The study also found that a biological marker associated with inflammation – C-Reactive Protein (CRP) – is elevated in all but the most mild of post-hospital cases
Professor Louise Wain, GSK/British Lung Foundation chairwoman in respiratory research at the University of Leicester and co-investigator for the PHOSP-Covid study, said: “From previous studies, it is known that systemic inflammation is associated with poor recovery from illnesses across the disease spectrum.
“We also know that autoimmunity, where the body has an immune response to its own healthy cells and organs, is more common in middle-aged women.
“This may explain why post-Covid syndrome seems to be more prevalent in this group, but further investigation is needed to fully understand the processes.”
The researchers said more than 300,000 survivors in the UK have been discharged from hospital following Covid-19, but the study only represents a small sample of these.

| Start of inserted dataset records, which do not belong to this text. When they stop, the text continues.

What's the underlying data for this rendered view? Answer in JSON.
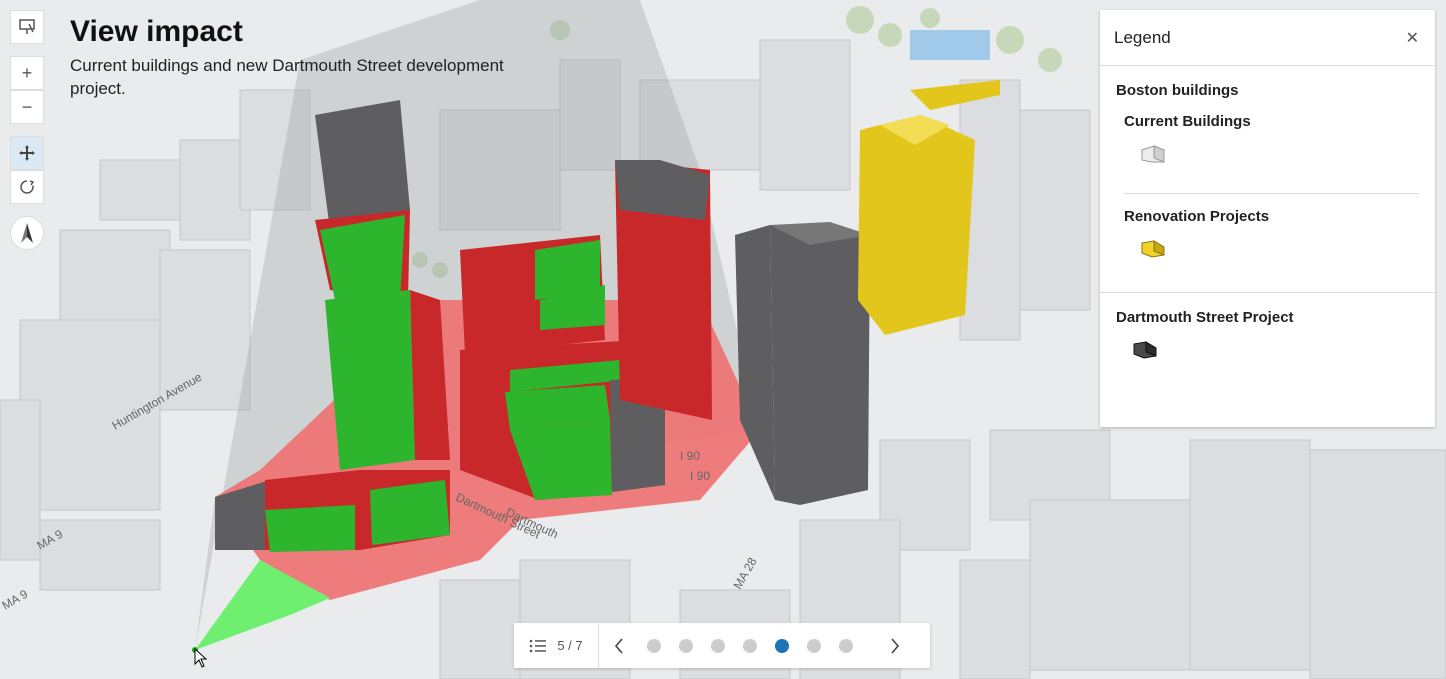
{
  "header": {
    "title": "View impact",
    "subtitle": "Current buildings and new Dartmouth Street development project."
  },
  "map": {
    "street_labels": [
      "Huntington Avenue",
      "MA 9",
      "MA 9",
      "Dartmouth",
      "Dartmouth Street",
      "MA 28",
      "I 90",
      "I 90"
    ],
    "colors": {
      "sunlit": "#2db52d",
      "shadowed": "#c8282a",
      "ground_shadow": "#f07070",
      "viewpoint_area": "#6fef6f",
      "new_project": "#5e5e60",
      "renovation": "#e2c61b",
      "existing": "#d6d7da"
    }
  },
  "toolbar": {
    "icons": [
      "slides-icon",
      "zoom-in-icon",
      "zoom-out-icon",
      "pan-icon",
      "rotate-icon",
      "compass-icon"
    ]
  },
  "legend": {
    "title": "Legend",
    "layers": [
      {
        "title": "Boston buildings",
        "groups": [
          {
            "label": "Current Buildings",
            "color": "#dedede"
          },
          {
            "label": "Renovation Projects",
            "color": "#e0c21a"
          }
        ]
      },
      {
        "title": "Dartmouth Street Project",
        "groups": [
          {
            "label": "",
            "color": "#3b3b3b"
          }
        ]
      }
    ]
  },
  "slides_nav": {
    "counter": "5 / 7",
    "total": 7,
    "current": 5
  }
}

They note that participants in this study are younger than the whole population in the UK that survived hospital admissions for coronavirus.
Professor Chris Whitty, England’s chief medical officer and co-lead for the NIHR, said: “We are in the foothills of our understanding of long-term effects of Covid.
“It is important that we work out what exactly the various elements of what is currently termed long Covid are so we can target actions to prevent and treat people suffering with long-term effects.”
Health Secretary Matt Hancock said: “I know long Covid can have a lasting and debilitating impact on the lives of those affected and I’m determined to improve the care we can provide.”
The study was published as a pre-print on medRxiv and has not yet been peer-reviewed.